Today Hyde is a network of 7 private and public schools, serving 2,600 students across our private boarding and public charter systems. 80% of Hyde students are members of ethnic minority groups; 97% matriculate to college. In all of our schools, parents are considered the primary teachers and the home is the primary classroom.

We seek to create a family-school community, in which all members participate in helpful seminars designed to help teachers and parents lead by example. This leads students to learn how to expect the best in each other, which in turn creates a positive peer culture.

Teachers serve as advisors to families; parents and families become an integral part of the educational process. Students trust our parent-teacher-student bond, and our bond puts an end to  “we-they” relationships, while effectively dealing with behaviors like cheating and bullying.
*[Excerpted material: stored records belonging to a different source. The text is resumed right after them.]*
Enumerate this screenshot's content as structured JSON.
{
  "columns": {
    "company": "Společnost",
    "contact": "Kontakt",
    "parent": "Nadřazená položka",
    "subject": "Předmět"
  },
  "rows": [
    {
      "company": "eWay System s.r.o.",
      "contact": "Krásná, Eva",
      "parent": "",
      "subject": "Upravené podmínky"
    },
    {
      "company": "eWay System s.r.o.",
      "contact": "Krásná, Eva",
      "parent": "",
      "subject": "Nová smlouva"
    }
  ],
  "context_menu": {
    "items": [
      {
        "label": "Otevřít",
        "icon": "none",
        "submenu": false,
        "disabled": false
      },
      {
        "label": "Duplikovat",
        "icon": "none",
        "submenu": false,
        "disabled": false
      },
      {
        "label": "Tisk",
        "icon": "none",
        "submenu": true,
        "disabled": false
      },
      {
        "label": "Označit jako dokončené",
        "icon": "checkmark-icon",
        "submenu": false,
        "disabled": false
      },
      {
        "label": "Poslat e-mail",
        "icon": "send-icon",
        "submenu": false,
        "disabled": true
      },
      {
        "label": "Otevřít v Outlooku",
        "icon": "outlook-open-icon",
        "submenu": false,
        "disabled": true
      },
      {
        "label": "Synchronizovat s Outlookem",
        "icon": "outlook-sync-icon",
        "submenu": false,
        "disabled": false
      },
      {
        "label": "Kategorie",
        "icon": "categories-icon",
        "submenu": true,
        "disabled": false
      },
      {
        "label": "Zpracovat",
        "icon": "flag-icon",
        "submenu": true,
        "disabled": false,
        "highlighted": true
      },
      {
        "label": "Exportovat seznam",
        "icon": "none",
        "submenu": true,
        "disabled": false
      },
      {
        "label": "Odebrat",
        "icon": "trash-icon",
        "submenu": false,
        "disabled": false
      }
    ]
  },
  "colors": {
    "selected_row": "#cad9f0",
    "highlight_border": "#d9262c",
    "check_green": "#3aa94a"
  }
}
As we look back at the Coleman Report, our nation must come to this realization:

We sought to improve the student and we ignored the family. We failed to appreciate that parents are the primary teachers and the home the primary classroom. Parents instill their children with a sense of purpose, work ethic, values, basic character, attitudes and demeanor—the foundation for their success in school.

In general, we will not make lasting changes in this foundation without the involvement and support of the parents.

A family-school partnership would enable schools to build on and develop this vital foundation. This mean that, on one hand, schools need to be sensitive to the unique nature of families, and on the other to be able to effectively challenge that foundation—as well as each family—when it is holding a student’s progress back.

Students praised for their effort outperform those praised for being smart.

If our schools and families are going to be successful, they will need to have this common purpose and partnership. Schools would bring a new stability and strength to families and families would bring a new richness and spirit to schools. It would raise the stature of both.

We can create a truly outstanding educational system if we have the courage to learn and employ two new concepts to bond families and schools:

  1. Parents are the primary teachers and the home the primary classroom. We need to understand how to improve, to support and then to build on each student’s family experience.
  2. Grade students primarily against the best in themselves with an “effort” grade, while maintaining the present achievement grade, primarily for colleges. Dr. Carol Dweck’s studies have clearly demonstrated that students praised for their effort outperform those praised for being smart.

This 2nd point is essential to creating the family-school bond. Over the years, making academic proficiency the purpose of American education has shifted the benefits of learning away from students and families, onto schools, colleges, businesses, and the education industry itself.

For example, “No Child Left Behind” is a bogus slogan. The concern of that federal legislation is how schools, districts, states, and the nation are doing compared with one another. The students are but pawns in this larger game.

The effort grade makes the individual student the primary concern of the school. It will motivate students to learn since it levels the playing field for them and puts them in control of their success. This will bond teacher, student and parent.

These two initiatives are definitely challenging and revolutionary, but having seen them done, I know they are both doable and richly rewarding. To do it nationally would create a new frontier for us.

I personally think this country is ready for a challenge like this that would recapture the American spirit, re-center America on the family, bring equality and excellence to our schools, and a new strength and stability to American communities.